Thursday, May 28, 2015

5/28/15 Today's Inquiries

Shh! I'm posting from work.


The Links:

Bernie Sanders throws bomb at Hillary Clinton:
"I'm not going to condemn Hillary and Bill Clinton because they've made a lot of money. [But] that type of wealth has the potential to isolate you from the reality of the world."
Rick Santorum comes tumbling out of the clown car.

More on the effects of Fox News on American politics. This time it's confirmation bias.

Based on when you were born, this handy chart will tell you how much of your life we've been at war. Didn't Foucalt say something about normalizing a state of war?

23 states saw unemployment rates decrease in April.

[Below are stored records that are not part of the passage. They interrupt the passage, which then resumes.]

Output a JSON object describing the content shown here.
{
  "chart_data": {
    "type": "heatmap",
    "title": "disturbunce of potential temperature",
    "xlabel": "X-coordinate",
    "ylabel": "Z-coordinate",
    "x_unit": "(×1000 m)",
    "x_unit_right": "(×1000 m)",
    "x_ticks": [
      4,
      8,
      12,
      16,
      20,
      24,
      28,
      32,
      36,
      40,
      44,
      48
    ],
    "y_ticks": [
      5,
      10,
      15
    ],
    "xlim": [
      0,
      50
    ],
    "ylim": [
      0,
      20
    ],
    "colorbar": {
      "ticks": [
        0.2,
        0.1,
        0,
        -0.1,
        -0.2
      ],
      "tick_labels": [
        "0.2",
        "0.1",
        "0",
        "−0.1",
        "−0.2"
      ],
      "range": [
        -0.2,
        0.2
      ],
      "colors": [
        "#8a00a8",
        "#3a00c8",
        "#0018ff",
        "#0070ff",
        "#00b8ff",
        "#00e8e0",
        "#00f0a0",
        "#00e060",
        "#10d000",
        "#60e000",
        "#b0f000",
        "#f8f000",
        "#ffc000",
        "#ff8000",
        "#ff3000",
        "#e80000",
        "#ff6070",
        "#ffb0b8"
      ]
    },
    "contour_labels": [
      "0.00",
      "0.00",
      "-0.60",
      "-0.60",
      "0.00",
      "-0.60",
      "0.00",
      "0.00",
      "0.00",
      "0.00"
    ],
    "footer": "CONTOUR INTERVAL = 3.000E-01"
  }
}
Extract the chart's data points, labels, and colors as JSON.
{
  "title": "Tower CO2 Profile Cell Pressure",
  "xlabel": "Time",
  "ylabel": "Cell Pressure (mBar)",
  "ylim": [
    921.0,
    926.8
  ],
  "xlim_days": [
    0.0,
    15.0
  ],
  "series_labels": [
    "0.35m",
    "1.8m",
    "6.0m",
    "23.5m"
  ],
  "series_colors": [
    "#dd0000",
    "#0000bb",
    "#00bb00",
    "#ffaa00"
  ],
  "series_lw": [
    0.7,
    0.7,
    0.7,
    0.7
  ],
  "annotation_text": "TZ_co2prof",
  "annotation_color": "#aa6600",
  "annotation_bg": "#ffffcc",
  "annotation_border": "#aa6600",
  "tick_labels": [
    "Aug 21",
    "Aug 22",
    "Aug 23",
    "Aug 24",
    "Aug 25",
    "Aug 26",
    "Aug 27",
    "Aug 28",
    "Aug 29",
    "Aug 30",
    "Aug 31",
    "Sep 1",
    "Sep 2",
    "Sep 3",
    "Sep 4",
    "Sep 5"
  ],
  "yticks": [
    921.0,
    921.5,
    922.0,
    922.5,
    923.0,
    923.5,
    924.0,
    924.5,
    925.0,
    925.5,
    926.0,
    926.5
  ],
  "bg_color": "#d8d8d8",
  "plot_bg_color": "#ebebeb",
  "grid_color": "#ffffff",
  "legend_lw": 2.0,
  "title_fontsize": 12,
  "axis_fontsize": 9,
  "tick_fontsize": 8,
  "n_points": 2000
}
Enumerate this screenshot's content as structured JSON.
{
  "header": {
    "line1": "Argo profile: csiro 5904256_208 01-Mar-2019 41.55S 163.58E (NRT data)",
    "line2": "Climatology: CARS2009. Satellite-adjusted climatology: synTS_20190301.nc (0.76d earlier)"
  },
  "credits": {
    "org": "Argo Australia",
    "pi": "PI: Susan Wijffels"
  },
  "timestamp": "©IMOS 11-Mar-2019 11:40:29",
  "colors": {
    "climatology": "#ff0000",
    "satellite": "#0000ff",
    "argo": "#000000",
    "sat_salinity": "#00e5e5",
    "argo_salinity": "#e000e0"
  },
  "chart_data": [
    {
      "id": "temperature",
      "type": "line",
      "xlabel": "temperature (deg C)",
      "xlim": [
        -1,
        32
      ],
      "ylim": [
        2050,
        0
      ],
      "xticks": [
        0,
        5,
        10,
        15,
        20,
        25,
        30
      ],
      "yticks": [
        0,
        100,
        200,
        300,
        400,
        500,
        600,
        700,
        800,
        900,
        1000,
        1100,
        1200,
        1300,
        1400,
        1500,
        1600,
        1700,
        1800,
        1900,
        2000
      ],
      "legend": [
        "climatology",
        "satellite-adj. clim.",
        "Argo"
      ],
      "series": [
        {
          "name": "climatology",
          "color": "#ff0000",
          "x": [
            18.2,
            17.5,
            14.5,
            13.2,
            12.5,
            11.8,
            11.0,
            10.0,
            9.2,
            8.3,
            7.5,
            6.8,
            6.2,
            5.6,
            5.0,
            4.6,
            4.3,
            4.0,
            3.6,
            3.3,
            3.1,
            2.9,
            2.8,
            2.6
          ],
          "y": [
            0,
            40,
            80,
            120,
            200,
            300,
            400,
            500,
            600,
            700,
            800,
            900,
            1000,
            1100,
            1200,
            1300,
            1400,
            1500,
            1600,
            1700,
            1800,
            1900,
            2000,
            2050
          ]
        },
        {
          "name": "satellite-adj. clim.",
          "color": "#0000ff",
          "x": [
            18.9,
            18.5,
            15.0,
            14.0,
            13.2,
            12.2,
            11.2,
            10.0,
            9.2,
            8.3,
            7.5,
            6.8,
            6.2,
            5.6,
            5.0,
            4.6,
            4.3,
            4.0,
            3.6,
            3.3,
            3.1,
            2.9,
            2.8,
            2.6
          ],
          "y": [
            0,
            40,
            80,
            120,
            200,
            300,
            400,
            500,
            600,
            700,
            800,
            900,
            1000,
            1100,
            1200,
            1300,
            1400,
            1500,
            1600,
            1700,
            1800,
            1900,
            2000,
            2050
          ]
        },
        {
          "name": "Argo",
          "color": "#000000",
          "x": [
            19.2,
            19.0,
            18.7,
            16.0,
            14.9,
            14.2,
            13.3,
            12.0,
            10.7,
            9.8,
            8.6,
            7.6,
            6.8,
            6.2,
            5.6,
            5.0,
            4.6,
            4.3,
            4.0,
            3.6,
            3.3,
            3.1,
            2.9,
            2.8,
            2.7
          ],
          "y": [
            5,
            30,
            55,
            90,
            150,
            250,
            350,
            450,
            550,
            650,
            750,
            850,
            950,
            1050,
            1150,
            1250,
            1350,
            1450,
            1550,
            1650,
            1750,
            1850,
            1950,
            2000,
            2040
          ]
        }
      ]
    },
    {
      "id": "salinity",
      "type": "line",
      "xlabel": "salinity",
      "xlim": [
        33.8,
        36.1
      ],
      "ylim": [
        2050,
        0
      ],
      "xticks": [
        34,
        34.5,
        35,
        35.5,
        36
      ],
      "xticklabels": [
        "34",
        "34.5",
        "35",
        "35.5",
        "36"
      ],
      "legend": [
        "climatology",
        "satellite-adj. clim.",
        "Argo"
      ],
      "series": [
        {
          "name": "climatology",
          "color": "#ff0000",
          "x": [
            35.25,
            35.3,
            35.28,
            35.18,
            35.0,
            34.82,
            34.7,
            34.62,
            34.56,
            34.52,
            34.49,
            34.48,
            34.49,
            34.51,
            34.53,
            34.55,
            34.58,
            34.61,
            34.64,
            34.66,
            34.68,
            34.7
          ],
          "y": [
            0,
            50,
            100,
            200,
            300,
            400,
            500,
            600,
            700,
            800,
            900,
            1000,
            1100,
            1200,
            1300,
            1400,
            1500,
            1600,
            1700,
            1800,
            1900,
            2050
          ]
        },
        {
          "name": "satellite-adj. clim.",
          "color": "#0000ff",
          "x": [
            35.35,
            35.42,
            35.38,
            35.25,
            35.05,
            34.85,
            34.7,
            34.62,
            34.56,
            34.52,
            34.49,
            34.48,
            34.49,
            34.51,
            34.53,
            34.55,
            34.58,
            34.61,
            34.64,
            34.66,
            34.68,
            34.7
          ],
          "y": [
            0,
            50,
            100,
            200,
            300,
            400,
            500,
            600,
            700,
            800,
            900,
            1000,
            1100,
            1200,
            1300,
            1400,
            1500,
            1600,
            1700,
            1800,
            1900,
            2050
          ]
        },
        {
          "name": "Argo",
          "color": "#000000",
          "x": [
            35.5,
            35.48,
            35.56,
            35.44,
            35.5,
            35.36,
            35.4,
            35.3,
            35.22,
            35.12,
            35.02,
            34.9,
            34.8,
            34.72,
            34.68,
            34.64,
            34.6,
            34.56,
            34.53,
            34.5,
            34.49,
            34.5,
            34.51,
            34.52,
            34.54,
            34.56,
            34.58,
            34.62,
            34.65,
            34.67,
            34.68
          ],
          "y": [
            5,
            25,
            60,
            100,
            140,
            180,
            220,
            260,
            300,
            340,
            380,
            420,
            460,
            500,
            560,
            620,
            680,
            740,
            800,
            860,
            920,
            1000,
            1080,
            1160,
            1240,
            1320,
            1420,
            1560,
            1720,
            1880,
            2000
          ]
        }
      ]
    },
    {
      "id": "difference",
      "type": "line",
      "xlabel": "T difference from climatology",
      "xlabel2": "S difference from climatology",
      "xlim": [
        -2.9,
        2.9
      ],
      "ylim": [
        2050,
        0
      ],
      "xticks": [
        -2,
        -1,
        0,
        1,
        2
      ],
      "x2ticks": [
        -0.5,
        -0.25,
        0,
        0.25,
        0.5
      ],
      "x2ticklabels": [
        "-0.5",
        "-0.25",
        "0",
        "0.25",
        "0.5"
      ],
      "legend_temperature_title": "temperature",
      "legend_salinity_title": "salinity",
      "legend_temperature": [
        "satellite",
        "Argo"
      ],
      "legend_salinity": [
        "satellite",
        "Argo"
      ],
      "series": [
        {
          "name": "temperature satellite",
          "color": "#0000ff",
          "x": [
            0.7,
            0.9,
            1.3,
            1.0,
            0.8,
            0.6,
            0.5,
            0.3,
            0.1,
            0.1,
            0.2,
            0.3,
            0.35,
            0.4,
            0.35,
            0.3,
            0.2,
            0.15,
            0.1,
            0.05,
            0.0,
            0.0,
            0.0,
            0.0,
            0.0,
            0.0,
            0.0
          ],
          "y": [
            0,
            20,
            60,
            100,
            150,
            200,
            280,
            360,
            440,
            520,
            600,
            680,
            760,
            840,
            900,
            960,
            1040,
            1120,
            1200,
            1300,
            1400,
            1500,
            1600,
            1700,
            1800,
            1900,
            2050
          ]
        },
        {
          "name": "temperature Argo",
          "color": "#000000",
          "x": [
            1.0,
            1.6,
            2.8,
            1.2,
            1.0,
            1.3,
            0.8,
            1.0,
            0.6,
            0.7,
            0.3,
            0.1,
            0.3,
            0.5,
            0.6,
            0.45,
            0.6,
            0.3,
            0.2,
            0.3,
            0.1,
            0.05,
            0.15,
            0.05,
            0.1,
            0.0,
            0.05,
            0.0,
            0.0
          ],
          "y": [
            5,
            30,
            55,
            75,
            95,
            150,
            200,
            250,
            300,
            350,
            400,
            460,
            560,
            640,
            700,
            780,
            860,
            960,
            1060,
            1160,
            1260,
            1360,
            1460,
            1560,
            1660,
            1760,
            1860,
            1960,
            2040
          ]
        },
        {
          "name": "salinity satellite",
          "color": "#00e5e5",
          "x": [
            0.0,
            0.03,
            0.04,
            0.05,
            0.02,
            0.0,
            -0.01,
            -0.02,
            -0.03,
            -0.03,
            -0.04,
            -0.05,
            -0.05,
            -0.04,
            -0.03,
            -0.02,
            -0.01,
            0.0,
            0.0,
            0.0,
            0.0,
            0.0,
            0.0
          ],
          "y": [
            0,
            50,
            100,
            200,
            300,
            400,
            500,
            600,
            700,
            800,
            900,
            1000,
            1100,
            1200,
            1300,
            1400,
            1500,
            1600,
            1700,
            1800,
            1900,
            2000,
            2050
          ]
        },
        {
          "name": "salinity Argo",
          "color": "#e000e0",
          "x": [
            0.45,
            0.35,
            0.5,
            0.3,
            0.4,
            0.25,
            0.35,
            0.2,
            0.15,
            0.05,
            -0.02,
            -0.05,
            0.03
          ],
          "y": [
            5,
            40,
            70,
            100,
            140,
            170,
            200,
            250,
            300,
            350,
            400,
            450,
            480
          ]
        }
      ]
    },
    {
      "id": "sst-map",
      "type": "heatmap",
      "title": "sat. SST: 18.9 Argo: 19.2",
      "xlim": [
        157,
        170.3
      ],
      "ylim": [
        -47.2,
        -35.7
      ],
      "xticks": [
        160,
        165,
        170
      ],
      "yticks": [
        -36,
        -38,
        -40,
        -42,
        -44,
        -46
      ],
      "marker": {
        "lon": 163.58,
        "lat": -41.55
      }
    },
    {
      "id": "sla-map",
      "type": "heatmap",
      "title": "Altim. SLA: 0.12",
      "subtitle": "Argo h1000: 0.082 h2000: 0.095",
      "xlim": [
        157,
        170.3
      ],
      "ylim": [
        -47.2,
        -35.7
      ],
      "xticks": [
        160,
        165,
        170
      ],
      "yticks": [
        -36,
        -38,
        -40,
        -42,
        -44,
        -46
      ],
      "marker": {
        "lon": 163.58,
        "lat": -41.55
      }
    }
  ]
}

Are we seeing the start of a rebellion against longer and longer work hours?
new paper, from two economists at Monash Business School, suggests that the tide may be turning. Using relatively recent data on workers in Australia's six states and two territories, it finds the opposite. As income inequality rose, it finds, Australians decided to work fewer hours. A 1% rise in the Gini coefficient, a measure of economic inequality, ends up resulting in a 0.2% decline in working hours.
Solar power is growing so fast that it is beginning to rival the shale gas boom.

Online courses at community colleges are not going well. It's almost as if they need structured personal interaction with an educator in order to succeed! Follow up here.
[H]ere’s an unusual case where scholarly research is producing a clear conclusion: online instruction at community colleges isn’t working. Yet policymakers are continuing to fund programs to expand online courses at these schools, which primarily serve low-income minority students, and community college administrators are planning to offer more and more of them.
Would graduating more people from college actually reduce inequality?
All of these phenomena suggest that the labor market isn’t working for most employees—problems that aren’t confined to those without a college education—and that suggests the problem isn’t that too few people have college degrees. Rather than focus on education attainment as the solution to inequality, it’s time for policy-makers to move on from the race between education and technology and focus on our stagnant labor market. As Summers said, “the core problem is that there aren’t enough jobs.” The key to reducing inequality is more jobs and a higher demand for labor. In the absence of more jobs, heroic assumptions about educational improvement are likely to deliver only modest economic benefits.

Is there finally real evidence about aid helping the global poor?
A vast randomized trial — the gold standard of evidence — involving 21,000 people in six countries suggests that a particular aid package called the graduation program (because it aims to graduate people from poverty) gives very poor families a significant boost that continues after the program ends. Indeed, it’s an investment. In India, the economic return was a remarkable 433 percent.
What should you study in college to stay ahead of computers?

Here's the impact of the "On Demand" economy.

The Geek Heretic. I need to read the book discussed here:
For twelve years I worked at Microsoft, where, like every other gizmo-happy technologist, I unconsciously embraced a peculiar paradox. It revealed itself in the most innocuous things that the company said. At corporate gatherings, executives would tell us, “You are our greatest asset!” But in their marketing, they would tell customers, “Our technology is your greatest asset!” In other words, what matters most to the company is capable people, but what should matter to the rest of the world is new technology. Somehow what was best for us and what was best for others were two different things.
I had a clutle column at WIRED and then I didn't. More from the front lines of women in tech and tech media. I thought this was especially incisive:
So as far as I can tell, they don’t cover the future. They produce a white male fantasy of the future.
The dehumanizing myth of meritocracy. Meritocracy dehumanizing? I'm surprised I never thought of it in that way before. Obviously we're reducing people down to a very specific set of traits, namely work and income, rather than valuing their humanity. This longform piece looks at the myth of meritocracy in open source coding.

Fertility rates are rising for educated women. I have seen it argued that having children is becoming something only wealthy white americans do.

John Nash passed away suddenly this past week. Here's a great, although long, discussion of his impact on Game Theory.

A chart of the death toll from Qatar's World Cup construction efforts.


How does Star Wars illuminate constitutional law?

I think this is merely evidence of New Jerseyians being more flammable than people from other states.  I mean, what else could it be?